The virtual world before our eyes stops and vanishes as HaulerMite's data connection is severed. We stand still, speechless, our shoulders feeling the new burden of the truth.
"Captain, there's another thing you need to know," says Lena. "According to the drone, this ship has already departed. It's now traveling at light speed. WE are now traveling at light speed."
"So there was no second ship," I deduce. "Medusa saw the future version of us."
"We flew so fast," Lena adds, "that the photons we emit as lightwave fell behind. If we were the ones observing our photons, it would appear as if we're traveling backward in time."
"That means the whole thing has been set in motion the minute we boarded Vesuvius." I now realize the severity of the situation as if it wasn't already. "My goodness, it's too late to stop this ship."

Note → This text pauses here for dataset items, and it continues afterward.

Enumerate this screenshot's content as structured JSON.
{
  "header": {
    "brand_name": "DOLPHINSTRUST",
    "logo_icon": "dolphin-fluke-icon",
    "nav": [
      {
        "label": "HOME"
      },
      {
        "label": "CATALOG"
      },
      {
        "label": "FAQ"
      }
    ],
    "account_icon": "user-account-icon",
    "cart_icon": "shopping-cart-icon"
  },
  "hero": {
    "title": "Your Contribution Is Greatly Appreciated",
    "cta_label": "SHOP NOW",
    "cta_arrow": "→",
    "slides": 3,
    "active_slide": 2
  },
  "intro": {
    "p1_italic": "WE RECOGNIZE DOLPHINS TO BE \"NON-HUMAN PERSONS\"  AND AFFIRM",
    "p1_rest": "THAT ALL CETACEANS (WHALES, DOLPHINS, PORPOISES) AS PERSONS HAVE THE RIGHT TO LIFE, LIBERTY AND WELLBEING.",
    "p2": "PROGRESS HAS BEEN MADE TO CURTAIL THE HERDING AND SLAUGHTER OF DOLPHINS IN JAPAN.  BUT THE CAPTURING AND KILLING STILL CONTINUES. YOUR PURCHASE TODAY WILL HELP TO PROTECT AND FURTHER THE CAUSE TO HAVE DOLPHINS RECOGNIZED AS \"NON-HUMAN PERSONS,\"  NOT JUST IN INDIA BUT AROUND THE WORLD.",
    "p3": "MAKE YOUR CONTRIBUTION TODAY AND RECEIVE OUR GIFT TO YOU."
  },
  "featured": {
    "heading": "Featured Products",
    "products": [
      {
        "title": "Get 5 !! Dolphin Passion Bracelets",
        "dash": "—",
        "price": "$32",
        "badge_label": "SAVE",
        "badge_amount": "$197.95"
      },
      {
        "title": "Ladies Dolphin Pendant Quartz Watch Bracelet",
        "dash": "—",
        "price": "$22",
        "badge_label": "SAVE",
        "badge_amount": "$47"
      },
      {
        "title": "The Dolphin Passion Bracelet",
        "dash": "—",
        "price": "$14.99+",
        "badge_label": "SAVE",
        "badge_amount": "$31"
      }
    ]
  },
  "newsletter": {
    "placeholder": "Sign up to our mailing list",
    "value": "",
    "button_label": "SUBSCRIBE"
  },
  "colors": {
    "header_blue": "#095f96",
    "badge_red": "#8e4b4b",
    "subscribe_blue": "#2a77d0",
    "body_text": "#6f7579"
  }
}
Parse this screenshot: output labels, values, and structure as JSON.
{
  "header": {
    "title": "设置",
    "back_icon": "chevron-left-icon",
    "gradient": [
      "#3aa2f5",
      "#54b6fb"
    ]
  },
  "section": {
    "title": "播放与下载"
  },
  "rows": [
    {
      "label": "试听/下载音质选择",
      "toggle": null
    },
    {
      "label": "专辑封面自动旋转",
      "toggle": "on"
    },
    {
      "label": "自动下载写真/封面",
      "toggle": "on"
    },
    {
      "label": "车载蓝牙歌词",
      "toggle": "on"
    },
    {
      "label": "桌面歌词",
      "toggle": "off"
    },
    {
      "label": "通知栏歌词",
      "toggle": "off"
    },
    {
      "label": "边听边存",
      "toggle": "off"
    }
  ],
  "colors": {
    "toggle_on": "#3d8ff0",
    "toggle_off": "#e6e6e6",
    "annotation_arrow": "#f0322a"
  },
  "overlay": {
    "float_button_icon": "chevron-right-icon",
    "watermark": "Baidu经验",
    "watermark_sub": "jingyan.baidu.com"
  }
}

Without warning, the black hole is enraged, opens wide, and sucks all of us in. The light turns dark, millions of stars spiral, and the wind of the worm tunnel howls furiously. We are shrunk and stretched and deformed while being cast into the abyss of the otherworld.
Lena holds onto my arm while the rest of our team dissipates into non-matter. I know she has always cherished me like I have cherished her, but our career never allowed us to show affection to each other. Alas now, I'm glad we're together in our last moments.

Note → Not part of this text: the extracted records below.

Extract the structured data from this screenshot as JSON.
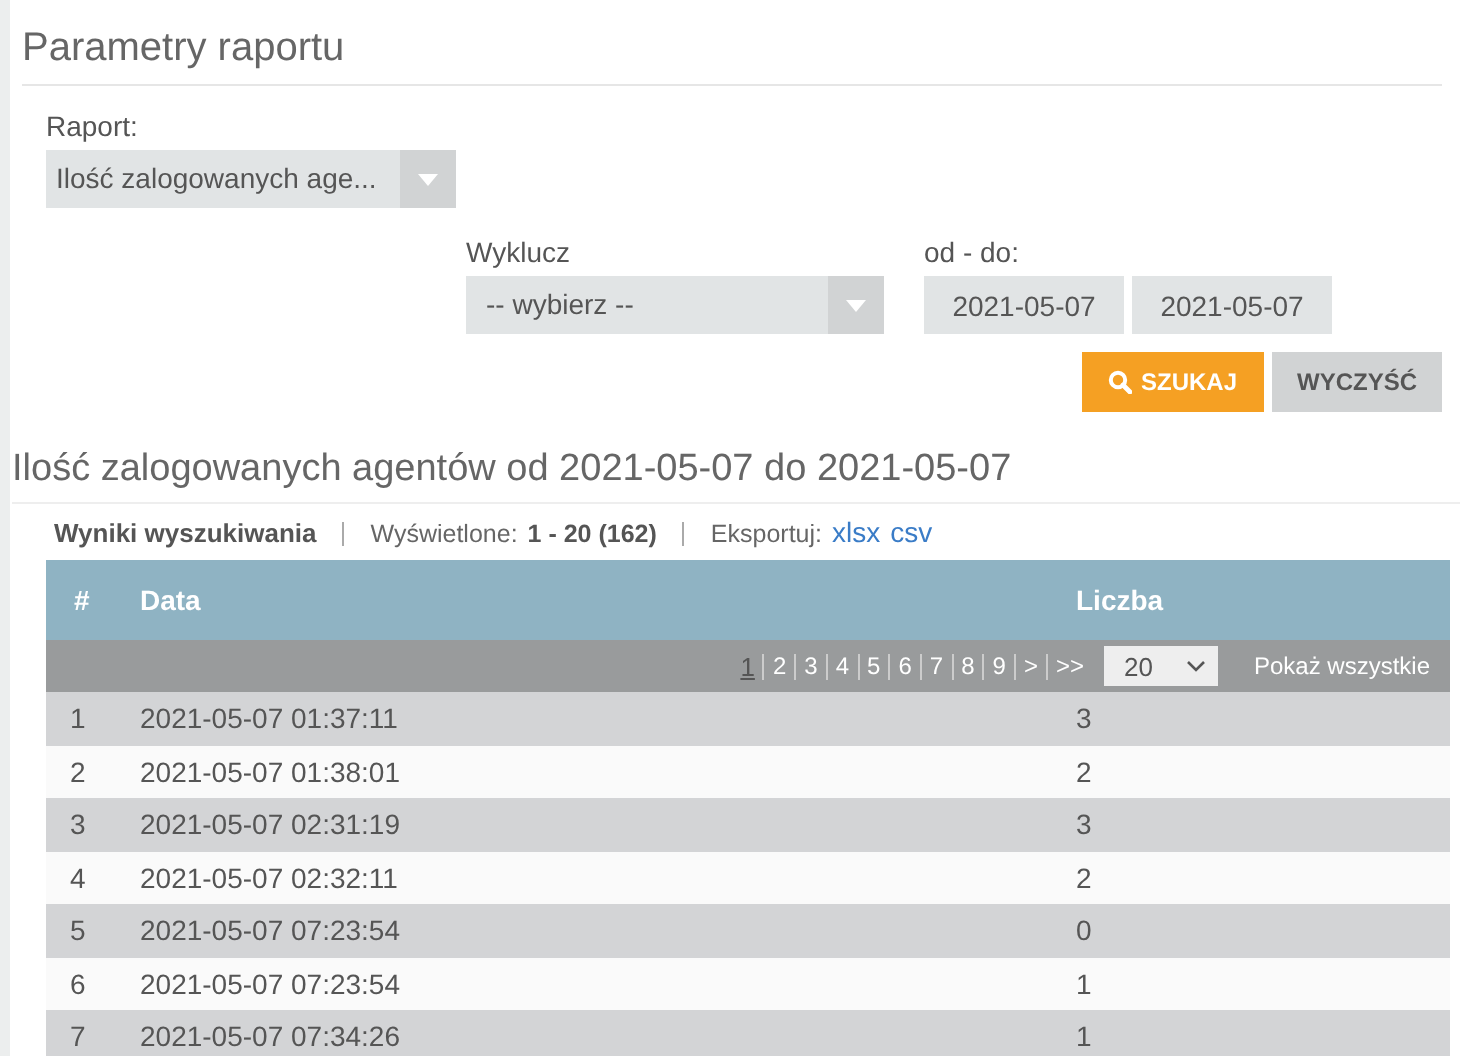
{
  "section_title": "Parametry raportu",
  "report_field": {
    "label": "Raport:",
    "value": "Ilość zalogowanych age..."
  },
  "exclude_field": {
    "label": "Wyklucz",
    "value": "-- wybierz --"
  },
  "date_range": {
    "label": "od - do:",
    "from": "2021-05-07",
    "to": "2021-05-07"
  },
  "buttons": {
    "search": "SZUKAJ",
    "clear": "WYCZYŚĆ"
  },
  "results_title": "Ilość zalogowanych agentów od 2021-05-07 do 2021-05-07",
  "results_bar": {
    "title": "Wyniki wyszukiwania",
    "shown_label": "Wyświetlone:",
    "shown_value": "1 - 20 (162)",
    "export_label": "Eksportuj:",
    "export_links": [
      "xlsx",
      "csv"
    ]
  },
  "table": {
    "columns": [
      "#",
      "Data",
      "Liczba"
    ],
    "pager": {
      "pages": [
        {
          "label": "1",
          "selected": true
        },
        {
          "label": "2",
          "selected": false
        },
        {
          "label": "3",
          "selected": false
        },
        {
          "label": "4",
          "selected": false
        },
        {
          "label": "5",
          "selected": false
        },
        {
          "label": "6",
          "selected": false
        },
        {
          "label": "7",
          "selected": false
        },
        {
          "label": "8",
          "selected": false
        },
        {
          "label": "9",
          "selected": false
        },
        {
          "label": ">",
          "selected": false
        },
        {
          "label": ">>",
          "selected": false
        }
      ],
      "page_size": "20",
      "show_all": "Pokaż wszystkie"
    },
    "rows": [
      {
        "cells": [
          "1",
          "2021-05-07 01:37:11",
          "3"
        ]
      },
      {
        "cells": [
          "2",
          "2021-05-07 01:38:01",
          "2"
        ]
      },
      {
        "cells": [
          "3",
          "2021-05-07 02:31:19",
          "3"
        ]
      },
      {
        "cells": [
          "4",
          "2021-05-07 02:32:11",
          "2"
        ]
      },
      {
        "cells": [
          "5",
          "2021-05-07 07:23:54",
          "0"
        ]
      },
      {
        "cells": [
          "6",
          "2021-05-07 07:23:54",
          "1"
        ]
      },
      {
        "cells": [
          "7",
          "2021-05-07 07:34:26",
          "1"
        ]
      }
    ]
  }
}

"The drone has a nuclear warhead!" she yells. "That's the secret cargo Command didn't want to tell you!"
"And you knew? From the get-go?"
It was a one-way trip, and Lena had known it all along.
But I don't feel betrayed. At this point, after all that we've been through, it doesn't matter anymore. I feel complete and I feel at peace. All the answers are here. She is here. Death is not my concern.
While we spiral downward to the infinite bottom, facing a certain doom, Lena and I lock hands and press the detonation button on her ArmPad together. The instant white light binds us together, and I surely hope it saves our system.